Abstract:Steadily growing amounts of information, such as annually published scientific papers, have become so large that they elude an extensive manual analysis. Hence, to maintain an overview, automated methods for the mapping and visualization of knowledge domains are necessary and important, e.g., for scientific decision makers. Of particular interest in this field is the development of research topics of different entities (e.g., scientific authors and venues) over time. However, existing approaches for their analysis are only suitable for single entity types, such as venues, and they often do not capture the research topics or the time dimension in an easily interpretable manner. Hence, we propose a principled approach for \emph{mapping research trajectories}, which is applicable to all kinds of scientific entities that can be represented by sets of published papers. For this, we transfer ideas and principles from the geographic visualization domain, specifically trajectory maps and interactive geographic maps. Our visualizations depict the research topics of entities over time in a straightforward interpr. manner. They can be navigated by the user intuitively and restricted to specific elements of interest. The maps are derived from a corpus of research publications (i.e., titles and abstracts) through a combination of unsupervised machine learning methods.
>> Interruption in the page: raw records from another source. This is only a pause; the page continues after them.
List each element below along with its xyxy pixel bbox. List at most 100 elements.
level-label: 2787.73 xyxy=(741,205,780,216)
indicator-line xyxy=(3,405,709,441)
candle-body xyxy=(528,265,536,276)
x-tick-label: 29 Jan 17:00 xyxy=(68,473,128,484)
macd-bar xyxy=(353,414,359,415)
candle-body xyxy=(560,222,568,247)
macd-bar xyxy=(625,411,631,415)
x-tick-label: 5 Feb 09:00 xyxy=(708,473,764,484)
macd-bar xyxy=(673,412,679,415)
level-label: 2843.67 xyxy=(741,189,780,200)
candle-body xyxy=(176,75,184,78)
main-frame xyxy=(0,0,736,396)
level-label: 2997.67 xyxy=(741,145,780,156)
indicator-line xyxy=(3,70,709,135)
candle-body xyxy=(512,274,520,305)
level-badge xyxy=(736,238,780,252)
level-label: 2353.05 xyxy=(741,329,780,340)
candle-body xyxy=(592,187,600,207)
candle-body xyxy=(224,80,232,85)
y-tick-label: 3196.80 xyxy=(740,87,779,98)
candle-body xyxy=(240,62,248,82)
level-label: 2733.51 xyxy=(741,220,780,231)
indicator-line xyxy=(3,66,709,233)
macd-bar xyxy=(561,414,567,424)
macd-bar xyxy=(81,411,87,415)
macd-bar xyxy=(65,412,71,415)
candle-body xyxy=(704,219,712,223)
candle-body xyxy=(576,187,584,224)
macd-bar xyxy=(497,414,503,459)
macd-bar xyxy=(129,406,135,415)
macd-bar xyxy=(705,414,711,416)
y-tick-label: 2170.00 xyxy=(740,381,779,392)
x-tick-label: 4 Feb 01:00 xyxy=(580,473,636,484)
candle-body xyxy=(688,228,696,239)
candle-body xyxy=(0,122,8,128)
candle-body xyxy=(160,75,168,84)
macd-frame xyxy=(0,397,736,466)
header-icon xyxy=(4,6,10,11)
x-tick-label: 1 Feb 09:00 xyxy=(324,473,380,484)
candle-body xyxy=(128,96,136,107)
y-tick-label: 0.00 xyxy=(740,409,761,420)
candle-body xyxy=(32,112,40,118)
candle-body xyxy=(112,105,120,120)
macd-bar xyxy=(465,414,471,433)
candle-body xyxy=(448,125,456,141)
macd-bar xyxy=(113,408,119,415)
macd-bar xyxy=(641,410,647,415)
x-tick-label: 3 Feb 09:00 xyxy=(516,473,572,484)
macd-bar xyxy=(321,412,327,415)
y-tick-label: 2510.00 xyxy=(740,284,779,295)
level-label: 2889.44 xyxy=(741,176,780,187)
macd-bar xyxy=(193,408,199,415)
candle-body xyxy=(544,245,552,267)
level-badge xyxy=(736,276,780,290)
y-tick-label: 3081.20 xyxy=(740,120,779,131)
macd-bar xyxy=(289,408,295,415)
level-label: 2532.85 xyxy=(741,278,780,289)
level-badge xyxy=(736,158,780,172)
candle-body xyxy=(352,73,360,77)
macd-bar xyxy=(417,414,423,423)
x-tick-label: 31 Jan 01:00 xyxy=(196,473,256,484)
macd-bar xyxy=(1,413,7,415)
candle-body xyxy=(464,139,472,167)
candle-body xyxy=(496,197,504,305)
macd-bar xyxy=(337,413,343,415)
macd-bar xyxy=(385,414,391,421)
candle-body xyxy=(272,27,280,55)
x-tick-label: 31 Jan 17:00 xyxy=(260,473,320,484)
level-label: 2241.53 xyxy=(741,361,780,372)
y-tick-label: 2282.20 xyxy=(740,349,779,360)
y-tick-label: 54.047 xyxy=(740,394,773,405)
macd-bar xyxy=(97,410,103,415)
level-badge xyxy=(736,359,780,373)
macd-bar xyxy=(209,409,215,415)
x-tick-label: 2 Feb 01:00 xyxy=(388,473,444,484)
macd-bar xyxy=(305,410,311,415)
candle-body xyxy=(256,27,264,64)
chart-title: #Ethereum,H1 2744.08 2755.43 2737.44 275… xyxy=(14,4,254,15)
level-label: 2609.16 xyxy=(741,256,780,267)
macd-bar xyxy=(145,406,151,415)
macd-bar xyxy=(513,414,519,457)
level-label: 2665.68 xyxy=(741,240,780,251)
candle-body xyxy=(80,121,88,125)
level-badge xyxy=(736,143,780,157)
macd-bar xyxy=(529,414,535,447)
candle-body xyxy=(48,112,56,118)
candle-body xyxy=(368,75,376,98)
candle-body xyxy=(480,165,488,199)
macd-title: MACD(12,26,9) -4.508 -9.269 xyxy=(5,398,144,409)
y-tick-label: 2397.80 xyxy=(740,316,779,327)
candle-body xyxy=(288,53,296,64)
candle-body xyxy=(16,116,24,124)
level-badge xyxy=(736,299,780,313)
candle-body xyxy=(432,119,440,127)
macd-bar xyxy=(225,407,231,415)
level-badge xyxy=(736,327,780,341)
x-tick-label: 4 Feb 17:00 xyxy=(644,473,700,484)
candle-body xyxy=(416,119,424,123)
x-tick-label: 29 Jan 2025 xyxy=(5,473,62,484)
In a practical demonstrator application, we exemplify the proposed approach on a publication corpus from machine learning. We observe that our trajectory visualizations of 30 top machine learning venues and 1000 major authors in this field are well interpretable and are consistent with background knowledge drawn from the entities' publications. Next to producing interactive, interpr. visualizations supporting different kinds of analyses, our computed trajectories are suitable for trajectory mining applications in the future.